Kadınların kurumsal iş gücüne kitlesel olarak girmesinin ve ilk eşit ücret yasalarının çıkarılmasının üzerinden yaklaşık 50 yıl, şirketlerin ilk cinsiyet çeşitliliği planlarını tasarlamasının üzerinden 20 yıl geçti. Buna rağmen kadınlar küresel olarak tüm iş gücü düzeylerinde büyük ölçüde yetersiz bir şekilde temsil edilmeye devam ediyor.
İş gücü düzeyinde temsil imkanı bulan kadınlar da birçok problemle karşılaşıyor. Cinsiyete dayalı maaş tutarsızlıkları yaygın sorunlardan biri. Uluslararası Çalışma Örgütü (ILO) analizine göre, ücretli işlerde çalışan kadınlar erkeklerden ortalama yüzde 10 ila 30 daha az kazanıyor. Amerika Birleşik Devletleri'nde tam zamanlı çalışan kadınlar, erkek meslektaşlarının kazandığı her dolar için 78 sent kazanıyor. Ortadoğu ve Afrika ülkelerinde ise durum çok daha kötü. COVID-19 sürecini ele almak gerekirse ekonomik açıdan küresel anlamda birçok olumsuz gelişme olmasının yanı sıra kadınların yoğunlukla istihdam ettiği hizmet, perakende satış, eğitim ve sağlık sektörlerinin koşullardan en kötü etkilenen alanlardan olması göze çarpıyor. Diğer yandan, uzaktan çalışma sistemleri süreci dahilinde de kadınların evlerinde çocukları ve ev içi sorumlulukları adına yoğunlukla birincil bakım veren konumda olmaları çalışma koşullarını zorlaştırıyor.
Bir diğer problem ise toplumsal cinsiyet stereotipleri. Toplumsal cinsiyet yargılarının çalışan kadınların meslektaşları tarafından görülme biçimleri ve ilerleme şansları üzerinde önemli bir etkisi bulunuyor. Örneğin, kadınların genel olarak "ilgilenme" becerilerinin - başkalarını destekleme ve cesaretlendirme - daha gelişmiş olduğu düşünülüyor. Erkekler ise genellikle problem çözme, girişkenlik ve denetleyicileri etkileme gibi daha iyi "sorumluluk alma" becerilerine sahip olarak görülüyor. Bu görüşler çoğu kez yanlış olsa da var olmaları iş yerinde erkeklerin ve kadınların değerlendirilme biçimini etkiliyor. Dahası, bu "niteliklerin" her ikisi de aslında iyi bir lider olmak adına önemliyken klişe erkeksi özellikler, etkili liderlik için önemli ve temel bileşenler olarak görülebiliyor. Sonuç olarak liderlik pozisyonu arayan kadınlar, bu klişeleşmiş erkeksi liderlik becerilerine sahip olduklarını "kanıtlamak" için genellikle erkek adaylardan çok daha fazla çalışmak zorunda kalıyorlar. Ek olarak kadınlar liderlik, problem çözme ve rekabetçi olma gibi diğer konularda başarılı olamayacakları şeklindeki yanlış algının üstesinden gelmek zorunda kalıyorlar.
Tüm bu durum kadınlarda hayal kırıklığı ve öfke duygularına yol açabiliyor.
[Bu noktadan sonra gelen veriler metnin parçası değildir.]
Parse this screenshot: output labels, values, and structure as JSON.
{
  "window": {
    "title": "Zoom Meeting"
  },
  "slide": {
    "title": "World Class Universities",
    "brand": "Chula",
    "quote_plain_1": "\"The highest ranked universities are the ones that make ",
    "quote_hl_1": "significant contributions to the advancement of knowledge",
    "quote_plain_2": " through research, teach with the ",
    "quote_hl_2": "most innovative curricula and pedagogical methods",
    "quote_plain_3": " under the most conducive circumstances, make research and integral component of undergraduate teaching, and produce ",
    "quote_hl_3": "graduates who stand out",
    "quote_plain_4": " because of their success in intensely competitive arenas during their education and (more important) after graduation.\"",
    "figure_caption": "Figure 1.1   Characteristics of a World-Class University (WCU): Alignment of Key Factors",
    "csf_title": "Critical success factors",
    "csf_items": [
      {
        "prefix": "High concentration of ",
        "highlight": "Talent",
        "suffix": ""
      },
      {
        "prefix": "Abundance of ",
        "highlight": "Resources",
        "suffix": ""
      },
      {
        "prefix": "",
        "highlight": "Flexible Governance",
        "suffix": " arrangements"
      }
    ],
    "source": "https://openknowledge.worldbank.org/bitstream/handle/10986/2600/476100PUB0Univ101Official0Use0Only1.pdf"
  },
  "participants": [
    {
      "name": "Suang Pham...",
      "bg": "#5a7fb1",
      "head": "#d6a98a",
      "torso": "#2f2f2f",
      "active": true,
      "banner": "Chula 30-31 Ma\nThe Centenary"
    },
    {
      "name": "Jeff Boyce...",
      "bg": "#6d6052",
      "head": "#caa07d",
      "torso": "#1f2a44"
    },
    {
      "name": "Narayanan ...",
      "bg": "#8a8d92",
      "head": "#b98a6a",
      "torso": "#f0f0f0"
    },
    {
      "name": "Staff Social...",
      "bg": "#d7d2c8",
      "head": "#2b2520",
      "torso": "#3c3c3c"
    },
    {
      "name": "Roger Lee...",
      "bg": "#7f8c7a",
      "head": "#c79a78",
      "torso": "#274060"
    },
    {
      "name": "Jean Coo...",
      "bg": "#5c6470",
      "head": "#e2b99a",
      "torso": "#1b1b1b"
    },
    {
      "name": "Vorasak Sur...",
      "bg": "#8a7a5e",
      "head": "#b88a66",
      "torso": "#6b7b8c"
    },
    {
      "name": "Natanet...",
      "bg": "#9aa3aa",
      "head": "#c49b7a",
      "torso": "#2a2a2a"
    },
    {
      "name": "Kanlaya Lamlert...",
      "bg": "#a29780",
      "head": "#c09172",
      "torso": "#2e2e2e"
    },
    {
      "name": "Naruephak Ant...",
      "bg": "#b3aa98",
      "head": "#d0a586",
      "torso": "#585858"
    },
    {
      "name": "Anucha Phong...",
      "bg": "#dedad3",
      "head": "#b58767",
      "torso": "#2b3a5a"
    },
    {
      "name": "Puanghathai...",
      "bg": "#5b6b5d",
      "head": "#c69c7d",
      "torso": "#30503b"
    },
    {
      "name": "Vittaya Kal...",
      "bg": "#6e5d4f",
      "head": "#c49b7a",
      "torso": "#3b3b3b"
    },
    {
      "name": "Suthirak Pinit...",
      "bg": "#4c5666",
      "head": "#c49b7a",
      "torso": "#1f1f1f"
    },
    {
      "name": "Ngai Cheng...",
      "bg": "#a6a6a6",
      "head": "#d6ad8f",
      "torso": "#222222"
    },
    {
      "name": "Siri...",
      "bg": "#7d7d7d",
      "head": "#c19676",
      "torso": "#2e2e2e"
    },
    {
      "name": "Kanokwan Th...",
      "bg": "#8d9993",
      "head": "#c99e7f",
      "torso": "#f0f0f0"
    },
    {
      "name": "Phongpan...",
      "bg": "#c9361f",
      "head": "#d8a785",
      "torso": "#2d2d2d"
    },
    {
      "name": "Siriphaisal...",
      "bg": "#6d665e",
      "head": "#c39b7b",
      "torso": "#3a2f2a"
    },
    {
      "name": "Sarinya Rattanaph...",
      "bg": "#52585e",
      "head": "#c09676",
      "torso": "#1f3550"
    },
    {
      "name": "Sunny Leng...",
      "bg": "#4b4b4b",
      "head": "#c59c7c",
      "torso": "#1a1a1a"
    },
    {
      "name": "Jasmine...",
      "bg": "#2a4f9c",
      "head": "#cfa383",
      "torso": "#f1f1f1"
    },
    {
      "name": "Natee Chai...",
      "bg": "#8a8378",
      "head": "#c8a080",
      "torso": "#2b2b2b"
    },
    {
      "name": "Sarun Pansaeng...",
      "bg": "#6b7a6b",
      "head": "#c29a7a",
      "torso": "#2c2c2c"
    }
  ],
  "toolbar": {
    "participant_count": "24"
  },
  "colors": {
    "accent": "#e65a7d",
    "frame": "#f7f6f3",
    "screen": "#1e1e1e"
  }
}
Ancak kadınlar işte öfke ve hayal kırıklığı duygularını ifade ettiklerinde bu sefer de aşırı duygusal olarak etiketlenme veya daha zorlu pozisyonun stresiyle başa çıkamayacakları düşüncesi ile karşılaşıyorlar. Tüm bunlar sonuç olarak kadınları yıpratıyor ve stres ve tükenmişlik karşısında birincil hedef haline getiriyor.
Bazı kadınlar ise uyum sağlamak ve iş dünyasında hayatta kalmak için daha agresif bir tutum sergilemek zorunda hissedebiliyorlar. Kadınların erkek çalışan ve yöneticilerin davranışlarını başarılı biçimde yönetmek amacıyla modellemesi ve zamanla bu durumun kadınların liderlik tarzlarının bir parçası haline gelmesi "toksik erkeklik" olarak adlandırılıyor. Kadınların sektörlerinde tutunma ve erkeklerle aynı seviyede görülme amaçlarıyla iş-yaşam dengelerinden lüzumsuz fedakarlıklar yapma eğilimleri de olabiliyor. Zamanla agresif tutumları benimseyen kadınlar, diğer kadınlardan ayrıştıklarını gösterme motivasyonları ile birlikte kadın çalışma arkadaşlarıyla çatışma haline girebilirler.